Funded by the National Science Foundation, Dr. Paula Cushing
of the Denver Museum of Nature & Science studies these unique
arachnids. Her team includes Dr. Lorenzo Prendini of the American Museum of
Natural History, Dr. Bob Wharton of Texas AMU, Warren Savary of
California Academy of Sciences, and Jack Brookhart of the Denver
Museum of Nature & Science.
"Part of our goal is to find out how these different families are
related to one another, which are most closely related to the
others, and whether there is evidence that some of the families
should be combined into one group or divided into additional
groups," Dr. Cushing said.
Dr. Cushing's lab also assesses the evolutionary relationships
among the genera (a lower category than family) of the family
Eremobatidae. This family of camel spiders is found only in North,
Central, and South America.
"We're just trying to fill in the gaps in our information," Dr.

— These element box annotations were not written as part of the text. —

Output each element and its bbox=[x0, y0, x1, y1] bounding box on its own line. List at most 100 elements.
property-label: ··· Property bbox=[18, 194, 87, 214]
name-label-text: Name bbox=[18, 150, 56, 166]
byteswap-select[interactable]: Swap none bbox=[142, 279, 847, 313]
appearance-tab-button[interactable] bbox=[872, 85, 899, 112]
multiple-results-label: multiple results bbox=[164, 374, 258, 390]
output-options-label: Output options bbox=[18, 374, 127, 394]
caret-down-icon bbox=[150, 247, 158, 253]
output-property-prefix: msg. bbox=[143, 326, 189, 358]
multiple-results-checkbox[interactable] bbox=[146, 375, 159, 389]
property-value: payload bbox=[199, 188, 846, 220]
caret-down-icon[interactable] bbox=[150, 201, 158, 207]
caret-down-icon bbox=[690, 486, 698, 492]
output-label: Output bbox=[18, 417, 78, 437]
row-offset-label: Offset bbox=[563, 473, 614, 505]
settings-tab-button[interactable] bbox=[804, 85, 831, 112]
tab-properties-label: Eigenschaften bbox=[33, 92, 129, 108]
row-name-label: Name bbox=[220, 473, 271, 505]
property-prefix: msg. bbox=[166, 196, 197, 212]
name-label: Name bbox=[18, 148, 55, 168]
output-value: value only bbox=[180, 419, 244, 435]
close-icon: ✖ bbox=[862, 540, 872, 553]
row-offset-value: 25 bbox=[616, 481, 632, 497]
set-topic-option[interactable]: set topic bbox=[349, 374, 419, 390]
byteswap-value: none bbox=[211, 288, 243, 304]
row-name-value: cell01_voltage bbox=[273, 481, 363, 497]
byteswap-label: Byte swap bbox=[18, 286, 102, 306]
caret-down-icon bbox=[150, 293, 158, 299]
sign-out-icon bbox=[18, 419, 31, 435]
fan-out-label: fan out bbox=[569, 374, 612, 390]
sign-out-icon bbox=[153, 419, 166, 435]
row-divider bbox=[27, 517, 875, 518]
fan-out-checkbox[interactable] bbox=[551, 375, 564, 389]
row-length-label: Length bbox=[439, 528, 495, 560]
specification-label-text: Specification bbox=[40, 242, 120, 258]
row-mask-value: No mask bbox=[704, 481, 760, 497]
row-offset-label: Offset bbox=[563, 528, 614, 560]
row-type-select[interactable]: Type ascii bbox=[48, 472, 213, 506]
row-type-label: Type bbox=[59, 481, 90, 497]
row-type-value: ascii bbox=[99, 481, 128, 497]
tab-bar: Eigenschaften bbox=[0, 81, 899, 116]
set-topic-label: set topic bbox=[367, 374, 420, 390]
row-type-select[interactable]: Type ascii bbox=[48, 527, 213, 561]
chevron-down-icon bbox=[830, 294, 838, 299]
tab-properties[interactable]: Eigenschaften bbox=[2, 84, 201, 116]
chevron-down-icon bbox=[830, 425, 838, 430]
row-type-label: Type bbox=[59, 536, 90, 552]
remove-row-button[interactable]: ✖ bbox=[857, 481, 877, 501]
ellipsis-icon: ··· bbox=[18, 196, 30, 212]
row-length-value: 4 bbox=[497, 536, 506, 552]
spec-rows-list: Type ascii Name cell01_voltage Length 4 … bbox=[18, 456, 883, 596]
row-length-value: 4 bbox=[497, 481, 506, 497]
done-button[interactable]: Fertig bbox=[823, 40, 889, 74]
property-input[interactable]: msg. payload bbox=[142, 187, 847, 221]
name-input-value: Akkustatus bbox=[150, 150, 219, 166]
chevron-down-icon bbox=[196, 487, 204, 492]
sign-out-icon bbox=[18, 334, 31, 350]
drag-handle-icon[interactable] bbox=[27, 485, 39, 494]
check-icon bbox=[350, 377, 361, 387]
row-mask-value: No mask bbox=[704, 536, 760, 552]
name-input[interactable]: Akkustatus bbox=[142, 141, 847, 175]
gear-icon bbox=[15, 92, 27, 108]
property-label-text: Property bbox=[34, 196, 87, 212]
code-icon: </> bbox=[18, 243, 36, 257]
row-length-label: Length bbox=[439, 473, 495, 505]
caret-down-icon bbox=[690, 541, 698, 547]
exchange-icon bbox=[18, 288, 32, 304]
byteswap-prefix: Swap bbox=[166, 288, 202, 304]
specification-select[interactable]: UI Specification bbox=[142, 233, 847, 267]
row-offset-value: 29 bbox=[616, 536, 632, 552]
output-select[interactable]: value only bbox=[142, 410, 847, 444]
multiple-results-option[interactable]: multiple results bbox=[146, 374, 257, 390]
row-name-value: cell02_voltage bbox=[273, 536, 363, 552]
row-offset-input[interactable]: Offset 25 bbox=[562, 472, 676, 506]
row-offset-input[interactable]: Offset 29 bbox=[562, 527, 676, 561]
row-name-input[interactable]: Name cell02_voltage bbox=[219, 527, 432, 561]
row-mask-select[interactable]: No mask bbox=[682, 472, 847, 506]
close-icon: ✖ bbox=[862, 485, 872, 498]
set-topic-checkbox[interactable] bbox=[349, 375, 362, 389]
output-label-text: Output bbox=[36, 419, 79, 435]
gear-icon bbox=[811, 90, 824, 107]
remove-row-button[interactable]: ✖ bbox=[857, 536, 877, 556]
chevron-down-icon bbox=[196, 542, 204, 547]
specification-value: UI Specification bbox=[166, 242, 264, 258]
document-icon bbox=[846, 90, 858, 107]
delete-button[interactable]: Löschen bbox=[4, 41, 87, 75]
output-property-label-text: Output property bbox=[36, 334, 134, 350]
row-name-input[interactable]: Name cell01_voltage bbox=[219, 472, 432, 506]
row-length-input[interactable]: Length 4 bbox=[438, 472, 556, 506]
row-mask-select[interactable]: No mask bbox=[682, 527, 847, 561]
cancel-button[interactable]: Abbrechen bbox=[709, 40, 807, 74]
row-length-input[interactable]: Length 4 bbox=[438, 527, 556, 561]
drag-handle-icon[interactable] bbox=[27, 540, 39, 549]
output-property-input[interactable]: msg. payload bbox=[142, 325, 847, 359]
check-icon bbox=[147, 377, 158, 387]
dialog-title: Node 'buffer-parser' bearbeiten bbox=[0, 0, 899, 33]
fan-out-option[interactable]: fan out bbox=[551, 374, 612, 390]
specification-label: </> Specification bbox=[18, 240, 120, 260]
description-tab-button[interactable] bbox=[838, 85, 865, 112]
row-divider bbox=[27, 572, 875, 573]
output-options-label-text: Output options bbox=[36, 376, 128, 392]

One of these gaps includes the unique anatomy of camel spiders.
Camel spiders have strange structures not found on any other
arachnid -- such as tiny tree-like bumps on the undersides of male
pedipalps (appendages near the mouth). Dr. Cushing wants to
understand why they have these features and what they do.
Since Dr. Cushing began studying camel spiders in 1998, she has
developed a dichotomous passion for the unique arachnids. "I have a
real love-hate relationship with them," Dr. Cushing said, noting
that she sometimes calls camel spiders "the spawn of Satan."
According to Dr. Cushing, camel spiders are hard to find, hard to
preserve, and hard to understand. "Everything about them is
difficult," she said.
Still, Dr. Cushing continues her valuable research. Despite their
diversity (more than 1,100 species), global distribution, and
remarkable morphology, research on camel spiders has advanced
little in the past 50 years. Fewer than 10 researchers worldwide
are presently studying any aspect of their biology.